A novel procedure is presented for the objective comparison and evaluation of a bank's decision rules in optimising the timing of loan recovery. This procedure is based on finding a delinquency threshold at which the financial loss of a loan portfolio (or segment therein) is minimised. Our procedure is an expert system that incorporates the time value of money, costs, and the fundamental trade-off between accumulating arrears versus forsaking future interest revenue. Moreover, the procedure can be used with different delinquency measures (other than payments in arrears), thereby allowing an indirect comparison of these measures. We demonstrate the system across a range of credit risk scenarios and portfolio compositions. The computational results show that threshold optima can exist across all reasonable values of both the payment probability (default risk) and the loss rate (loan collateral). In addition, the procedure reacts positively to portfolios afflicted by either systematic defaults (such as during an economic downturn) or episodic delinquency (i.e., cycles of curing and re-defaulting).
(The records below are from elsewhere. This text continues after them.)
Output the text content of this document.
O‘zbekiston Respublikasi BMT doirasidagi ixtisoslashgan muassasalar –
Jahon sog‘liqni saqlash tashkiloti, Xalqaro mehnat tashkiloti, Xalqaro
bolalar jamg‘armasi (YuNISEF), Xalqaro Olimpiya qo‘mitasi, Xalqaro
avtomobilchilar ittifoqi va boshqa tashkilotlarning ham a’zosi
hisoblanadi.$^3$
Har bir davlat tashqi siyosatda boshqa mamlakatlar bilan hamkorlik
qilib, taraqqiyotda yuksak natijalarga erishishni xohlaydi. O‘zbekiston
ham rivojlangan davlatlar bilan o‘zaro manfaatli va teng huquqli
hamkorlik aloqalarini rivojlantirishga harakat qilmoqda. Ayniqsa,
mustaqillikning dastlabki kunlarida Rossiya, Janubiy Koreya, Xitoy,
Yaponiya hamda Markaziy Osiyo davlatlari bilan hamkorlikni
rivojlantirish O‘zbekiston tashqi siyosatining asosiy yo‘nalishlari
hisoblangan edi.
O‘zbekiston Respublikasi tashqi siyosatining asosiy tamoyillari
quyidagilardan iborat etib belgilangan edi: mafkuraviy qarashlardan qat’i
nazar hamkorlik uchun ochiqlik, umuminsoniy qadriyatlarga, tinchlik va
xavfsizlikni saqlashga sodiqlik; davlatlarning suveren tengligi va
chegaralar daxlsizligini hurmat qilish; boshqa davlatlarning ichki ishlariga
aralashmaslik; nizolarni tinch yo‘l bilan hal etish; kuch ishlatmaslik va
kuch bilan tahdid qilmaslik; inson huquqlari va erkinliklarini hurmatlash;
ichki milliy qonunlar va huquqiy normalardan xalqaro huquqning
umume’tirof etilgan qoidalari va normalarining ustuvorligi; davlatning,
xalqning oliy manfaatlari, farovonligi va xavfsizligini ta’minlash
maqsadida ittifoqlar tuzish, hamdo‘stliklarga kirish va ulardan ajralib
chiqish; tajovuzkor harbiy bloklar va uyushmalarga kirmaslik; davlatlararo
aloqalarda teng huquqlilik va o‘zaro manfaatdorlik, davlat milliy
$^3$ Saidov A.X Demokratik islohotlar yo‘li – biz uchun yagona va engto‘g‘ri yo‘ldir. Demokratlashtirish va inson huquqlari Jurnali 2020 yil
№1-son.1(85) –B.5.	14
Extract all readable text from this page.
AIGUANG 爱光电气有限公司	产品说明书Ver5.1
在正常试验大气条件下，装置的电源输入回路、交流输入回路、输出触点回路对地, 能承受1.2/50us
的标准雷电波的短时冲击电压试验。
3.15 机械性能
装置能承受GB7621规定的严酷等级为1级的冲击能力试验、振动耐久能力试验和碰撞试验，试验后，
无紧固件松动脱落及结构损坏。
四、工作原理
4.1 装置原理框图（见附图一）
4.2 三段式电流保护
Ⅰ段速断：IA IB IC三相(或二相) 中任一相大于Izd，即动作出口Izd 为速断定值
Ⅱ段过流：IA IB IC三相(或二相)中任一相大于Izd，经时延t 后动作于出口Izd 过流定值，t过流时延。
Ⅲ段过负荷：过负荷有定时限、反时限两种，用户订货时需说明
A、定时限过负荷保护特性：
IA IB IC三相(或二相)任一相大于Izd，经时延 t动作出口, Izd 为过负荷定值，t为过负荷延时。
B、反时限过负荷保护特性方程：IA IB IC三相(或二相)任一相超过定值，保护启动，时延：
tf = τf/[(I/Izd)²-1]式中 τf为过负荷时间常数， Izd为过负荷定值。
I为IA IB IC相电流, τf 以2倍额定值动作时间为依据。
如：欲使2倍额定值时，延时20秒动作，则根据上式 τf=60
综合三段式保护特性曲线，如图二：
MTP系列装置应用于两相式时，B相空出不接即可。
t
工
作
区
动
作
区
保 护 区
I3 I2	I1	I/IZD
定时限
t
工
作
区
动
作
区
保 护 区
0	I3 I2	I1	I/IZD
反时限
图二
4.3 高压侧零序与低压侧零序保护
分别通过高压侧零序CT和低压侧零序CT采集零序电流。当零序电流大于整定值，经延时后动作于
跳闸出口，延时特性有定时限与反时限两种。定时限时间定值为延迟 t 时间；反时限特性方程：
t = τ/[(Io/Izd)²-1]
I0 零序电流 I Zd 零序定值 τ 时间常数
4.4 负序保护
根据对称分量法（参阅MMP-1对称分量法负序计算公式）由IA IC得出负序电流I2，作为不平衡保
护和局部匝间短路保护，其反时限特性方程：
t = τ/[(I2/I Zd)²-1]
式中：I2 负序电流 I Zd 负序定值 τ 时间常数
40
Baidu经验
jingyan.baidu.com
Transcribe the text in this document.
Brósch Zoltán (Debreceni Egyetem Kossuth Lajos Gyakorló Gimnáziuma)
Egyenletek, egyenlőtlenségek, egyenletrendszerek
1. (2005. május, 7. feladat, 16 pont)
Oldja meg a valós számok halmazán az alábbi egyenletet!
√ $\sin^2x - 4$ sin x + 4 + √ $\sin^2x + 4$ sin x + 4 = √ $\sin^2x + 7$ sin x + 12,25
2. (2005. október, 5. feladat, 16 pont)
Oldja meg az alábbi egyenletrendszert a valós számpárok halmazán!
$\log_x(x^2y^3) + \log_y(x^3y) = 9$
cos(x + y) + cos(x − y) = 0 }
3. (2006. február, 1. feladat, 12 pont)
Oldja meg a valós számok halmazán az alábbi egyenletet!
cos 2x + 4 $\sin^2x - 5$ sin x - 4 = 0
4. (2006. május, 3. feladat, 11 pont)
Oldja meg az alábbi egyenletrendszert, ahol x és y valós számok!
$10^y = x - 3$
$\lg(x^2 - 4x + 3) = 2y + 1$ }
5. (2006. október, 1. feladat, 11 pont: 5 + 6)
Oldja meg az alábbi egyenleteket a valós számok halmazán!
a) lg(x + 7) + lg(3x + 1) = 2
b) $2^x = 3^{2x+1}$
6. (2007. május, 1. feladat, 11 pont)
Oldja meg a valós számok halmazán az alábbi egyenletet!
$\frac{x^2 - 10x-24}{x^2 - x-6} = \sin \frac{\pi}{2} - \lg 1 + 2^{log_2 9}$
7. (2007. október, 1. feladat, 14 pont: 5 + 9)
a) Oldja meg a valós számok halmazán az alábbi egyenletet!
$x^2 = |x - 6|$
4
In optimising a portfolio's recovery decision, our procedure can better inform the quantitative aspects of a bank's collection policy than relying on arbitrary discretion alone.

Structure

This R-codebase can be run sequentially using the file numbering itself as a structure. Delinquency measures are algorithmically defined in DelinqM.R as data-driven functions, which may be valuable to the practitioner outside of the study's current scope. Note that scripts 3.2, 3.3, and 6d are interactive scripts wherein the so-called Loss-based Recovery Optimisation across Delinquency (or LROD) procedure is repeatedly run by executing the script with different settings, as set out in the comments. Each independent run produces results that are saved for graphing later on (see the graph-varients of each numbered script where relevant).

Data

This R-codebase creates designed portfolios as constrained by the testbed described in the main text and helpful commentary. Designed data are included as .RData files as well as generic files to ease replication, though these datasets can certainly be generated from scratch using the numbered scripts with prescribed parameter settings.

Copyright

All code and scripts are hereby released under an MIT license. Similarly, all graphs produced by relevant scripts as well as those published here, are hereby released under a Creative Commons Attribution (CC-BY 4.0) licence.